Amacının “eleştirmek değil, çözüm arayışına katkı sağlamak” olduğunu belirterek, “Amaç düzenli, medeni ve güvenli bir süreç oluşturmak olsaydı, Almanya’daki ön başvuru sistemi gibi bir model tercih edilebilirdi” ifadesini kullandı.
Profesyonel acentaların sistem dışı kalması mağduriyet yaratıyor
Çavdar, Fransa’nın yeni vize randevu sisteminde Kültür ve Turizm Bakanlığı’ndan belgeli profesyonel acentaların tamamen dışarıda bırakıldığını hatırlattı.
Yeni sistem, her başvuru sahibinin bireysel randevu oluşturmasını şart koşuyor; bu da deneyimsiz başvuru sahiplerinin hatalı veya eksik başvuru yapmasına yol açıyor.
Bu durum, hem zaman kaybı hem maddi kayıp doğururken, VFS ofislerindeki yoğunluğu da artırıyor.
Özge Çavdar, “Vize süreçleri yalnızca teknik bir işlem değildir; turizm profesyonellerinin rehberliği hem konsoloslukların yükünü hafifletir hem de hataları azaltır” dedi.
Fuar turizmi ve iş seyahatleri aksıyor
Çavdar’ın dikkat çektiği en önemli konu, fuar turizmi ve iş seyahatlerinin aksaması oldu.
Fransa’nın Clermont-Ferrand kentinde düzenlenen Sommet de l’Élevage Tarım ve Hayvancılık Fuarı örneğini paylaşan Çavdar, “Birçok iş insanı ve üretici vize randevusu alamadığı için fuara katılamadı. Bu durum yalnızca bireysel değil, ekonomik kayıp anlamına da geliyor” dedi.

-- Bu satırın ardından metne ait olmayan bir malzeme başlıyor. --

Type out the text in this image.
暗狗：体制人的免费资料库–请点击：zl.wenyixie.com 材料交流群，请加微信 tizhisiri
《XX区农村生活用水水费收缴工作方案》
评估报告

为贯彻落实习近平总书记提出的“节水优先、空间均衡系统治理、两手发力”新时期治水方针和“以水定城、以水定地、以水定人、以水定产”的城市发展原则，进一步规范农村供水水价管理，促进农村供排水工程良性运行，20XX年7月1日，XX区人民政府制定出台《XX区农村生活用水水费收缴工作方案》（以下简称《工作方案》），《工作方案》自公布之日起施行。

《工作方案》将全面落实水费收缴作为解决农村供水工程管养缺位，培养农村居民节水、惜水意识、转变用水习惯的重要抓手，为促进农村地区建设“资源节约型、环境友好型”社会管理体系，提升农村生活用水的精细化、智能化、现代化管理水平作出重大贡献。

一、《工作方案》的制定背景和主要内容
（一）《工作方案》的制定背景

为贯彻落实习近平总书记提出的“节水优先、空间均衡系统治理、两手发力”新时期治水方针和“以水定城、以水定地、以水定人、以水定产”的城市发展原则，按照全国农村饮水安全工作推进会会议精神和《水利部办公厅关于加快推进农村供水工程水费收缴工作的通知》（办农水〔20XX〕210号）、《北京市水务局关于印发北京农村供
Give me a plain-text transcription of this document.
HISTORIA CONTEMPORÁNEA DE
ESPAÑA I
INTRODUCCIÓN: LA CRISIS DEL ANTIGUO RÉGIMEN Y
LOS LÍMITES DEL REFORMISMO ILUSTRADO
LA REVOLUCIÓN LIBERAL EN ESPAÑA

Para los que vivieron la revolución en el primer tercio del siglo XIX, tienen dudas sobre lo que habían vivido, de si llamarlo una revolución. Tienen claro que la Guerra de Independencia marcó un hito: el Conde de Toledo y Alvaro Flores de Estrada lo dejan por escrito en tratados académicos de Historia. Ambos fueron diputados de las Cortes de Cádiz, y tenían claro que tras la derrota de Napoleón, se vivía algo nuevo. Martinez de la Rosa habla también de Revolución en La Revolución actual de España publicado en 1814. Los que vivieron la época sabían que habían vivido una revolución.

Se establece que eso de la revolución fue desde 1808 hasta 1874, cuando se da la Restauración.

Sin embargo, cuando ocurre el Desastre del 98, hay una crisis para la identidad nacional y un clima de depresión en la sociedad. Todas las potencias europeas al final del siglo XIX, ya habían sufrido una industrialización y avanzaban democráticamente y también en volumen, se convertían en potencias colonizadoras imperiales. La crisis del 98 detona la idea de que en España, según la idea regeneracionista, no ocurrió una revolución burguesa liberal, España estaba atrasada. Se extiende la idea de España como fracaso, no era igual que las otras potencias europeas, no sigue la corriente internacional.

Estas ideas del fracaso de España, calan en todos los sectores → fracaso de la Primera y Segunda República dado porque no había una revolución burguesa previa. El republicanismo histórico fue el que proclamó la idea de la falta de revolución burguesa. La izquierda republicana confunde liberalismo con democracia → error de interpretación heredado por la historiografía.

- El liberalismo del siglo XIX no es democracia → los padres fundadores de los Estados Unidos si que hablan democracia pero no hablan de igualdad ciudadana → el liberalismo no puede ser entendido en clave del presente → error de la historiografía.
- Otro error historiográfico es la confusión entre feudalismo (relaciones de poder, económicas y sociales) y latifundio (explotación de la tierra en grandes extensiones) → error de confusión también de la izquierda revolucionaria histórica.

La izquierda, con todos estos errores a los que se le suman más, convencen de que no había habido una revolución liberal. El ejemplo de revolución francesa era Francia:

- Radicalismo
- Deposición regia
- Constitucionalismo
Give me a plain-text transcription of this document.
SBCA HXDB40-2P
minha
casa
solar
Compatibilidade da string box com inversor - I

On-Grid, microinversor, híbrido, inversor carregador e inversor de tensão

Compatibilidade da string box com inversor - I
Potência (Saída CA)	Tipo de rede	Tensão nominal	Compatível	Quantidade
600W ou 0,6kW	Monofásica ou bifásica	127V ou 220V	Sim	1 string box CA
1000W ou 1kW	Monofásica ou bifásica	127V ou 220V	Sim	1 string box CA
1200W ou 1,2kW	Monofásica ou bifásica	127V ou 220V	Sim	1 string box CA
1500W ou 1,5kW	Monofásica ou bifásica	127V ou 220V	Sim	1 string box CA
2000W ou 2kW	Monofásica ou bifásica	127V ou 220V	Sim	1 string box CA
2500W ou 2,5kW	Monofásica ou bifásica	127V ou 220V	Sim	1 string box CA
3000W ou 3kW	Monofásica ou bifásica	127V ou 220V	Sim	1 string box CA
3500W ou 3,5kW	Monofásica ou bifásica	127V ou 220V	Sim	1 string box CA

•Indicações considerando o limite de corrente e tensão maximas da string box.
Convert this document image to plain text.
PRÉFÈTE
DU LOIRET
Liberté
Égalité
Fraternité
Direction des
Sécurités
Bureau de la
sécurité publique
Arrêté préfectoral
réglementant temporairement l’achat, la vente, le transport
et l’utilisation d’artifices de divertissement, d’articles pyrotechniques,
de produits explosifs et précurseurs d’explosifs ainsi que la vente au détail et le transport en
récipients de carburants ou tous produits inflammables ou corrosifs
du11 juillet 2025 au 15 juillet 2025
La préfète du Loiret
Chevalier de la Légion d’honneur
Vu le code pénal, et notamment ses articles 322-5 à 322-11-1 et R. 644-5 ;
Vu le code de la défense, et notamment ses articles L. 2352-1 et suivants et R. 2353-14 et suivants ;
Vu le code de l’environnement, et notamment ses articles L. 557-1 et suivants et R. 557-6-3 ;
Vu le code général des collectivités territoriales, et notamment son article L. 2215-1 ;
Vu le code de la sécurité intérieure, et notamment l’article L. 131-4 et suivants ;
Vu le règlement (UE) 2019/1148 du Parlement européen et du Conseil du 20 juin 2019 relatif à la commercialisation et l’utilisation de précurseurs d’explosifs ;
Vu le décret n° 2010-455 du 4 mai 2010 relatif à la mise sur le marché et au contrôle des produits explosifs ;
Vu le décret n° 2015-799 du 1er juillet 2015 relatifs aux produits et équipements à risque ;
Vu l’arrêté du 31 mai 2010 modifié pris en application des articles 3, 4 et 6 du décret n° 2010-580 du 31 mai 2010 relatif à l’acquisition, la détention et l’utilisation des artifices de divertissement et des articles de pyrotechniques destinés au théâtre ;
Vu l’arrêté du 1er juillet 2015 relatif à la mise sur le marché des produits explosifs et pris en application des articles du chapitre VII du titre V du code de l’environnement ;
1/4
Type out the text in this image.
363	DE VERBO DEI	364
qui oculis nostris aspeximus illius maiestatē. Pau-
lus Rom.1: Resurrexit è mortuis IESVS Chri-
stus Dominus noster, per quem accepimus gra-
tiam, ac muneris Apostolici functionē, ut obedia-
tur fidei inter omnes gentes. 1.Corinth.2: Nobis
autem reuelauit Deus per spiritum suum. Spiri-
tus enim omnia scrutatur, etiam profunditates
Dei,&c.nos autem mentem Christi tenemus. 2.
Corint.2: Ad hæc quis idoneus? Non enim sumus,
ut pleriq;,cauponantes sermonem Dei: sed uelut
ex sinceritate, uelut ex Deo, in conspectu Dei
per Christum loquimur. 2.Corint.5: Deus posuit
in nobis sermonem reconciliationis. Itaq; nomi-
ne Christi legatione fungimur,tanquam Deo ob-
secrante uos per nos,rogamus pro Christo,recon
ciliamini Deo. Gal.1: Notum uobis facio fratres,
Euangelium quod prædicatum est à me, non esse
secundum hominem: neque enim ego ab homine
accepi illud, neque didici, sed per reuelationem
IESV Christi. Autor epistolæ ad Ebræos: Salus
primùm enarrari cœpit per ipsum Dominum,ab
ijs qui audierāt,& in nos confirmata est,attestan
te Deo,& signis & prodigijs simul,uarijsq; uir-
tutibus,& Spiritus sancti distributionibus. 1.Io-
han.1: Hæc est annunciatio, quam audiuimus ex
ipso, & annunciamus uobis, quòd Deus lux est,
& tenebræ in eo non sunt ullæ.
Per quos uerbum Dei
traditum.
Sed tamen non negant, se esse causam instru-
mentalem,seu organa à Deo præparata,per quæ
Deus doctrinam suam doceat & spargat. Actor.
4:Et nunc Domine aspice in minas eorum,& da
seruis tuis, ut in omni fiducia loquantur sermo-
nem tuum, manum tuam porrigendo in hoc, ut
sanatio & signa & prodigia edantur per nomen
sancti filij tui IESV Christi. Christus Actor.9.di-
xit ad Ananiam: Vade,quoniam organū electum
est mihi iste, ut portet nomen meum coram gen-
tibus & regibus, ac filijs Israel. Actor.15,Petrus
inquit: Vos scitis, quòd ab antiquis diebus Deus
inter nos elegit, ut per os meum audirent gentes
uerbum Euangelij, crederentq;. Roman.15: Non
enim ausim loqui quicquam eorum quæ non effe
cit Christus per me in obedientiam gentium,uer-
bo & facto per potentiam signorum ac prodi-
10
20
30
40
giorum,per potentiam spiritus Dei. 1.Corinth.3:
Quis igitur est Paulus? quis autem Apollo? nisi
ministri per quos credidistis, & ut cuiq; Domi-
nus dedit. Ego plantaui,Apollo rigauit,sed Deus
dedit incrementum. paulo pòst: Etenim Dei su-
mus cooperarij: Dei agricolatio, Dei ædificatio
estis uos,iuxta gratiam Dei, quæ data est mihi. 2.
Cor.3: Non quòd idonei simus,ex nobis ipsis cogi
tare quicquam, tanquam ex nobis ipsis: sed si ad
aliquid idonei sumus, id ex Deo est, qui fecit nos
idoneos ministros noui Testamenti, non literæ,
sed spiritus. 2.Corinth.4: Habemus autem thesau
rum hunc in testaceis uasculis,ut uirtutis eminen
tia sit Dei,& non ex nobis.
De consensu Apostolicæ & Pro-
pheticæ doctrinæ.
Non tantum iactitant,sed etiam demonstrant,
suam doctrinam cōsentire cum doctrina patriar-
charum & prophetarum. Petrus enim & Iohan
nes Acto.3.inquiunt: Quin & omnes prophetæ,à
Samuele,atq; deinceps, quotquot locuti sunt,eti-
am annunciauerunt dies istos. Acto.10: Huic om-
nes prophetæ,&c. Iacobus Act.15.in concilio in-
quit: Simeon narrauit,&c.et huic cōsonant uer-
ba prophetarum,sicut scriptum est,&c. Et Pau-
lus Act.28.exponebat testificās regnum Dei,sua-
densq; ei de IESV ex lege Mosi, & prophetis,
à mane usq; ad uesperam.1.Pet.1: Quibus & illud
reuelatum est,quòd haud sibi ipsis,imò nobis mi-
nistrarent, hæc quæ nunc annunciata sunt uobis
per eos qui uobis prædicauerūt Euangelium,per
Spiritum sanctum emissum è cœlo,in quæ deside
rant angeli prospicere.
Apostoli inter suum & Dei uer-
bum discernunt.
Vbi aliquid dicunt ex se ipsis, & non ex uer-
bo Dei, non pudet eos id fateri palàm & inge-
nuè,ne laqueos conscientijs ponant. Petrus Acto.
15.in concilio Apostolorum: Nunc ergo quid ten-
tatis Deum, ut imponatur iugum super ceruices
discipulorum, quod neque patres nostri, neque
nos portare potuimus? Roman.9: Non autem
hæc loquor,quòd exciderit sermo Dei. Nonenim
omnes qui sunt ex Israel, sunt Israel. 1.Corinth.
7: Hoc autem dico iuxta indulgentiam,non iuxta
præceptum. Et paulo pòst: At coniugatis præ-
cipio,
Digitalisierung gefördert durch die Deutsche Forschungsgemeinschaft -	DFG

Katılım engelleri, hem Türkiye’nin ihracat potansiyeline hem Fransa’daki fuar organizatörlerinin gelirlerine olumsuz yansıyor.
Çavdar’a göre bu tablo, “iki ülke arasında yıllardır süren ekonomik iş birliğinin zayıflamasına” neden oluyor.
Almanya örneği: Adil ve öngörülebilir bir sistem
Özge Çavdar, mektubunda Almanya’nın ön başvuruya dayalı vize sistemini örnek gösterdi.
Almanya’da başvurular, konsolosluk kontrolünde sırayla değerlendiriliyor; bu da her nekadar yavaş işlesede neticeye varan sistemin hem adil hem öngörülebilir şekilde işlemesini sağlıyor.
“Fransa’daki çevrim içi sistem ise randevuların sınırlı aralıklarla açıldığı ve en hızlı erişen kişinin aldığı bir düzene dayanıyor” diyen Çavdar, bunun teknik yoğunluk ve eşitsizlik yarattığını vurguladı. Randevuların ne zaman açılacağı ve kiminlerin alacağı belli değilken bir planlama yapmak imkansız hale geliyor.
Ekonomik etkiler iki ülkeyi de etkiliyor
Fransa ve Türkiye arasındaki yıllık ticaret hacmi yaklaşık 15 milyar avro seviyesinde.
Bu ticaretin önemli kısmı, iki ülke arasında düzenlenen fuarlar, iş gezileri ve B2B görüşmeler aracılığıyla sağlanıyor.
Çavdar, vize randevusu alamayan iş insanlarının yalnızca bireysel değil, iki ülke ekonomisine de zarar verdiğini belirterek, “Her iptal edilen iş seyahati; otel, ulaşım, restoran ve ticari anlaşmalar açısından kayıp anlamına geliyor” dedi.
“Amaç eleştirmek değil, çözüm üretmek”
Özge Çavdar, mektubunun amacının eleştiri değil, diyalog ve çözüm çağrısı olduğunu vurguladı:
“Bu bir şikayet değil; iki ülkenin turizm ve ticaret ilişkilerini koruma çağrısıdır.
Amacım süreci geliştirmek, iki ülke ekonomisine katkı sağlayacak bir yapı kurulmasına öncülük etmektir.”
Çavdar, yetkili makamları ve turizm temsilcilerini ortak istişare masasında buluşmaya davet etti.
“Profesyonel acentalar sürecin dışında değil, çözümün bir parçası olmalıdır” dedi.
Ortak hedef: Adil, düzenli ve güvenilir bir vize süreci
Fransa, Türk iş dünyası için Avrupa’daki en stratejik pazarlardan biri.
Özge Çavdar’a göre, turizm ve iş seyahatlerinin önündeki engellerin kaldırılması iki ülke arasındaki ekonomik bağların güçlenmesi açısından hayati öneme sahip.
“Benim çağrım yalnızca bireysel bir talep değil; sektörün ortak sesidir.
Turizm profesyonelleri olarak çözümün parçası olmaya hazırız.
Adil, düzenli ve güvenilir bir sistem her iki ülke için de kazanımdır.”